11 Things: At a Glance
- You might be overdiagnosing transient ischemic attacks (TIA).
- Early mobilization after a stroke might be better for some patients.
- MRI is the best tool to evaluate TIA patients.
- Consider focal seizure or complex partial seizure as one of the possible causes of confusion or speech disturbance, or both.
- Tracking the time a hospitalized patient was last seen to be normal is crucial.
- Consider neuromuscular disorders when a patient presents with weakness.
- Urinary tract infections (UTIs) are not the only cause of altered mental status.
- Take care in distinguishing aphasia from general confusion.
- A simple checklist might eliminate the need to consult the neurologist.
- Calling a neurologist earlier is way better than calling later.
- Hire a neurohospitalist if your institution doesn’t have one already.
When a patient is admitted to the hospital with neurological symptoms, such as altered mental status, he or she might not be the only one who is confused. Hospitalists might be a little confused, too.
Of all the subspecialties to which hospitalists are exposed, none might make them more uncomfortable than neurology. Because of what often is a dearth of training in this area, and because of the vexing and sometimes fleeting nature of symptoms, hospitalists might be inclined to lean on neurologists more than other specialists.
The Hospitalist spoke with a half-dozen experts, gathering their words of guidance and clinical tips. Here’s hoping they give you a little extra confidence the next time you see a patient with altered mental status.
You might be overdiagnosing transient ischemic attacks (TIA).
Ira Chang, MD, a neurohospitalist with Blue Sky Neurology in Englewood, Colo., and assistant clinical professor at the University of Colorado Health Sciences Center in Denver, says TIA is all too commonly a go-to diagnosis, frequently when there’s another cause.

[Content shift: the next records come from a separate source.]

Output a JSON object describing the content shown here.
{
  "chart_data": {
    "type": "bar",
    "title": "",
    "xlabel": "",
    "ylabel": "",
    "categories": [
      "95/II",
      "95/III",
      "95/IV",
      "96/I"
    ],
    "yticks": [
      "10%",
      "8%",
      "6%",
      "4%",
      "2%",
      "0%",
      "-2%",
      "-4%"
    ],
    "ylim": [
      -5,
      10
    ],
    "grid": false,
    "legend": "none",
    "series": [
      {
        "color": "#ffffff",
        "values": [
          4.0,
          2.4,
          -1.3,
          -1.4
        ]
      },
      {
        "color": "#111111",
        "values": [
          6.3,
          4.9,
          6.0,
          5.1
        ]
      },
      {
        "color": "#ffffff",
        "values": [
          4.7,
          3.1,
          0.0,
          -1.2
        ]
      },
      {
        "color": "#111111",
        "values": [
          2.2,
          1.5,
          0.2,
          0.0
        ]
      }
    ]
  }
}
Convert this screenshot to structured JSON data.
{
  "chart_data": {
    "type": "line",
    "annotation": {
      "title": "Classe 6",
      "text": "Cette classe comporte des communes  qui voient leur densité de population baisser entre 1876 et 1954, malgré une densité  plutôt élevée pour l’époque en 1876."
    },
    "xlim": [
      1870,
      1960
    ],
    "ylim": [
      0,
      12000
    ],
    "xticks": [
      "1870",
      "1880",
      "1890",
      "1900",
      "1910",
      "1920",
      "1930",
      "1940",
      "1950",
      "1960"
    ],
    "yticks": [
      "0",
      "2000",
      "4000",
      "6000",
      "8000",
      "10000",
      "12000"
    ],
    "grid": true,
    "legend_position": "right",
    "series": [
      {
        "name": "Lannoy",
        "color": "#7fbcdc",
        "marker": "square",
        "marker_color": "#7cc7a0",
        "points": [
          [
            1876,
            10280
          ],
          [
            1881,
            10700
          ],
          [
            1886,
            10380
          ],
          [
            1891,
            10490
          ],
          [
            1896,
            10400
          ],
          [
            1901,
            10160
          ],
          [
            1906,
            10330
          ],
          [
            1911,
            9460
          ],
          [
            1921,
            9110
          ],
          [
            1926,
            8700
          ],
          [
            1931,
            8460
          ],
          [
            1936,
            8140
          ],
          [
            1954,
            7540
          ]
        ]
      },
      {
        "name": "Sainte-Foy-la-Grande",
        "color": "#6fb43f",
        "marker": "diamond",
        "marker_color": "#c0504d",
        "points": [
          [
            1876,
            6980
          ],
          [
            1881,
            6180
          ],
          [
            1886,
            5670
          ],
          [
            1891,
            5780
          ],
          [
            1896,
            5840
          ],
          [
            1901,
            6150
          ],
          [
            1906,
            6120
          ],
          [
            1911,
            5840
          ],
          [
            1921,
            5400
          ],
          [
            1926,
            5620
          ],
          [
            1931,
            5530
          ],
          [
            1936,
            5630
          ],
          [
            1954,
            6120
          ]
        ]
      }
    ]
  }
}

“I think that hospitalists, and maybe medical internists in general, are very quick to diagnose anything that has a neurologic symptom that comes and goes as a TIA,” she says. “Patients have to have specific neurologic symptoms that we think are due to arterial blood flow or ischemia problems.”
Near-fainting spells and dizzy spells involving confusion commonly are diagnosed as TIA when these symptoms could be due to “a number of other causes,” Dr. Chang adds.
Kevin Barrett, MD, assistant professor of neurology and a neurohospitalist at Mayo Clinic in Jacksonville, Fla., says the suspicion of a TIA should be greater if the patient is older or has traditional cardiovascular risk factors, such as hyptertension, diabetes, hyperlipidemia, or tobacco use.
A TIA typically causes symptoms referable to common arterial distributions. Carotid-distribution TIA often causes ipsilateral loss of vision and contralateral weakness or numbness. Posterior-circulation TIAs bring on symptoms such as ataxia, unilateral or bilateral limb weakness, diplopia, and slurred or slow speech.
TIA diagnoses can be tricky even for those trained in neurology, Dr. Barrett says.
“Even among fellowship-trained vascular neurologists, TIA can be a challenging diagnosis, often with poor inter-observer agreement,” he notes.
Early mobilization after a stroke might be better for some patients.
After receiving tissue plasminogen activator (tPA) therapy for stroke, patients historically were kept on bed rest for 24 hours to reduce the risk of hemorrhage. Evidence now is coming to light that some patients might benefit from getting out of bed sooner, Dr. Barrett says.1
“We’re learning that in selected patients, they can actually be mobilized at 12 hours,” he says. “In some cases, that would not only reduce the risk of complications related to immobilization like DVT but shorten length of stay. These are all important metrics for anybody who practices primarily within an inpatient setting.”